Der Grenzlandring wies im Vergleich mit anderen Rennstrecken in der Welt einige Besonderheiten auf. So war der eiförmig-ovale, völlig gleichmäßige Streckenverlauf ebenso unüblich wie das Befahren der Strecke gegen den Uhrzeigersinn. Außerdem fanden die Rennen ausschließlich im Spätsommer und Herbst nach der Ernte statt, damit die Sicht der Fahrer nicht behindert wurde. Der Grenzlandring war damals auch mit großer Wahrscheinlichkeit die schnellste Straßenstrecke der Welt. Nur einmal im Jahr wurde die Wegberger Umgehungsstraße für den normalen Verkehr gesperrt, um dort Rennen auszutragen. Die unangefochten schnellste Rennstrecke der Welt war damals der Indianapolis Motor Speedway in Indianapolis, Indiana, USA.

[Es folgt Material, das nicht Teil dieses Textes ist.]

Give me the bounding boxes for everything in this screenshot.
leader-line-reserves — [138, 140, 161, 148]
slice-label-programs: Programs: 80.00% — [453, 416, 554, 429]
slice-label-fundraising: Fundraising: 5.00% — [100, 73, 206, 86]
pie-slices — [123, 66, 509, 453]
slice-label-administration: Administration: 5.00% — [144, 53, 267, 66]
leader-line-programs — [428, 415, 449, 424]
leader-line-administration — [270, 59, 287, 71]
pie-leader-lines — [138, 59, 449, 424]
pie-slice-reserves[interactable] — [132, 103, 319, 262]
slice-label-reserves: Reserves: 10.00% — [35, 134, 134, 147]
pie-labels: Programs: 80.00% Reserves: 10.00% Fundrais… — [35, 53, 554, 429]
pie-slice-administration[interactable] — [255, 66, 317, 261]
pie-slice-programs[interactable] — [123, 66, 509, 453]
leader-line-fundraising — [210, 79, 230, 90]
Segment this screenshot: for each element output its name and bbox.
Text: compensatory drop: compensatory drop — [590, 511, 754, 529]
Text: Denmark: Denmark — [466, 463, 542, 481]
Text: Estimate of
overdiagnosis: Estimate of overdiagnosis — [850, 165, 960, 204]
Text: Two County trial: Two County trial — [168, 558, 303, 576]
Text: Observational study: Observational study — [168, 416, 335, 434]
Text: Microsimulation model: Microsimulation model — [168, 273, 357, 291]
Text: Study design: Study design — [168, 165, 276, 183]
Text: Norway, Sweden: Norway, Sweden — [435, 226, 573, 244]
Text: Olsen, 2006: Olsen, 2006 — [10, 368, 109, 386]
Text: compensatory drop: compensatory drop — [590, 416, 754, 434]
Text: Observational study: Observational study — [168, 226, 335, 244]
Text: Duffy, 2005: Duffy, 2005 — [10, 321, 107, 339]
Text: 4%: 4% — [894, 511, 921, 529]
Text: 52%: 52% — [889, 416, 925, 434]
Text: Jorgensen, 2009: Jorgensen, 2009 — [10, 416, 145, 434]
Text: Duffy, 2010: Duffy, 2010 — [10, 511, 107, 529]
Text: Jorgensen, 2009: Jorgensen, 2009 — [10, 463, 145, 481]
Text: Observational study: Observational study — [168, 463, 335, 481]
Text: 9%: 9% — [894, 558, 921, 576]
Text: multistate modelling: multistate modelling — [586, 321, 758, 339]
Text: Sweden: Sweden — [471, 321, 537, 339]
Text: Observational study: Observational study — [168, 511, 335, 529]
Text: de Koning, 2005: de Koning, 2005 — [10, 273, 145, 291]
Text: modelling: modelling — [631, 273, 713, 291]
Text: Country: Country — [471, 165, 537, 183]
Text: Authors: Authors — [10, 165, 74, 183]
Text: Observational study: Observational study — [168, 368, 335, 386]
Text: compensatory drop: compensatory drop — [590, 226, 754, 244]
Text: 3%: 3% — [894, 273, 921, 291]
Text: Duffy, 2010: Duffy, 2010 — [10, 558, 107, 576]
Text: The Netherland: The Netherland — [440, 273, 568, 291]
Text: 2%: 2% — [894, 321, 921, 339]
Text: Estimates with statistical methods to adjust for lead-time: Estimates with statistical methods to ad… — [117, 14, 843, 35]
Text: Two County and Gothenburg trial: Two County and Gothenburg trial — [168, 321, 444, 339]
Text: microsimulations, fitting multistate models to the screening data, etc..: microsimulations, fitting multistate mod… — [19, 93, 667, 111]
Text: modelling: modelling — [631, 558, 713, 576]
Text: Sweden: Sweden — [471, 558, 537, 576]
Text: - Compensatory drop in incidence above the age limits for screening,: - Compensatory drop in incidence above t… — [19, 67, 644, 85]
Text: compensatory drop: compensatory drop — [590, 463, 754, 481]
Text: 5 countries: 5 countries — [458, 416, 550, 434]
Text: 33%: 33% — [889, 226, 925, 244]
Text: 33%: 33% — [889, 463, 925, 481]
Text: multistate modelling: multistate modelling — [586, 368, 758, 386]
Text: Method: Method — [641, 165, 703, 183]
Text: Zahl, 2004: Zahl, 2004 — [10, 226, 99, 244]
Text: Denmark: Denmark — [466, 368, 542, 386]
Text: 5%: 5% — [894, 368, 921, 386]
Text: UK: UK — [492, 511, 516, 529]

Der Gedenkstein an der Unglücksstelle wurde auf Initiative von Karl Küppers vom Historischen Verein zum 60. Jahrestag des Unfalls (31. August 2012) gesegnet. „Mit dem Stein wollen wir ein Zeichen setzen für die Opfer, Hinterbliebenen und Helfer. Diesen Unfall hat Helmut Niedermayr mit Sicherheit nicht gewollt“, sagte Küppers während der Gedenkveranstaltung mit Pfarrer Franz Xaver Huu Duc Tran. Karl Küppers dankte den Menschen, die sich beteiligt haben, dass der Gedenkstein existiert, darunter sind der Historische Verein, die St.-Antonius-Schützenbruderschaft, Unternehmer Josef Jansen als Stifter des Findlings sowie Vertreter von Stadt und Kirche.